The site, which started as an experiment on Blogspot, was updated every Sunday with 10 new secrets, all of which share a relatively constant style, giving the artists who participate some guidelines on how their secrets should be represented. It recently began posting approximately 20 new pieces each Sunday after a week when Warren mysteriously did not post any new secrets for one week.
From June 24 to July 3, 2007, the "Comments" section of the site was enabled. While a comments feature is frequently present on blogs, it had been previously absent from the PostSecret site. Many visitors viewed the presence of a comments section as out of character for the site, which was previously distinguished as a non-judgmental space for participants to reveal personal secrets. Many visitors felt that the new section contradicted the purpose of the site, as evidenced in numerous comments criticizing a postcard in which the author claims to have fed bleach to her cat.
In October 2007, the PostSecret Community was launched (www.postsecretcommunity.com). Since its inception, more than 80,000 users have registered for the online discussion forum.
According to Youth Trends' February 2008 "Top Ten List Report" PostSecret was the 10th most popular site amongst female students in the USA, with 7% of those polled naming the site as their favorite.

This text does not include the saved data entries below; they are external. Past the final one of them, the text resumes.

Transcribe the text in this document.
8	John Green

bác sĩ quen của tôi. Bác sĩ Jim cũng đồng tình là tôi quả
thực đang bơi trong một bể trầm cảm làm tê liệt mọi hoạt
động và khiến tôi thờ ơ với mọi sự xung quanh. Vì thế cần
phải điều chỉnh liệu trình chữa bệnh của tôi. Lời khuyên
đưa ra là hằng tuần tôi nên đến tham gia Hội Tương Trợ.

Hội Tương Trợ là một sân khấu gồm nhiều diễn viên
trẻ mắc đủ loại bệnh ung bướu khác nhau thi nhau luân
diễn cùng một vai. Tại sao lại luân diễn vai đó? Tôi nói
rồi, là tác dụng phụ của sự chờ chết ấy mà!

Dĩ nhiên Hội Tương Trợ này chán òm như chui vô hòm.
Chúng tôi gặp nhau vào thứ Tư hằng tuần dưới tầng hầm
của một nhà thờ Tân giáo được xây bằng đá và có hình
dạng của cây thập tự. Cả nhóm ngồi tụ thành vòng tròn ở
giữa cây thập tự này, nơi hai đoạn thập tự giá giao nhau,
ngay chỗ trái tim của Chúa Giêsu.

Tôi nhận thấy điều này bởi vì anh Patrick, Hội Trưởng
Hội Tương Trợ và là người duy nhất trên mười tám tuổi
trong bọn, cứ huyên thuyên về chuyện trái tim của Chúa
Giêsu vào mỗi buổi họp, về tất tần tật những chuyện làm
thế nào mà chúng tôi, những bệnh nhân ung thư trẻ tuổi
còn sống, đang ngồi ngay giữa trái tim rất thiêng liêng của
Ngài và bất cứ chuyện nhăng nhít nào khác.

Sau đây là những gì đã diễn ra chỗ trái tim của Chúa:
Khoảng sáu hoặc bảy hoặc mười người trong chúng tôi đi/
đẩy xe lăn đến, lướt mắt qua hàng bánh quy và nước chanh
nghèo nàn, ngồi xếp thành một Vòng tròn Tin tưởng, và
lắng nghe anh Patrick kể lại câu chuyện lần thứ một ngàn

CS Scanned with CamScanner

In April 2008, Warren teamed up with 1-800-suicide to answer some of these anonymous cries for help through peer run crisis hotlines on college campuses.
In April 2011, it was announced that an app would be developed by Bonobo, and released for iPhone and Android later in the year. Launched for iPhone on 3 September 2011, it quickly reached the top-selling spot. Over 2 million secrets were shared over the next few months, but malicious entries became widespread and uncontrollable. The app was closed in late December 2011.
Warren hosts events at numerous colleges to speak about the many different secrets of today's society. An art exhibition also travels the country, showcasing many of the hundreds of thousands of secrets he has received.
In his book, My Secret, Warren talks about his experiences with encounters with people all around the world who were inspired by the postcards, and how it got many people addressing things that they would otherwise never discuss. In this book he said, "I have been inspired by the stories they have told me, stories that begin with a secret and end with a hope."
In an article for USA Today, Maria Puente wrote "Evan Imber-Black, a family therapist and author of The Secret Life of Families, says telling secrets has no meaning except in the context of family relationships. We live in a time where people have the mistaken idea that you tell a secret to the multitudes on TV — and move on," she says. "But opening a secret is just the first step. (Posting on PostSecret) might offer some measure of relief, but I'm not sure how long it lasts. When a secret opens, it usually takes time and relational work to get a new equilibrium."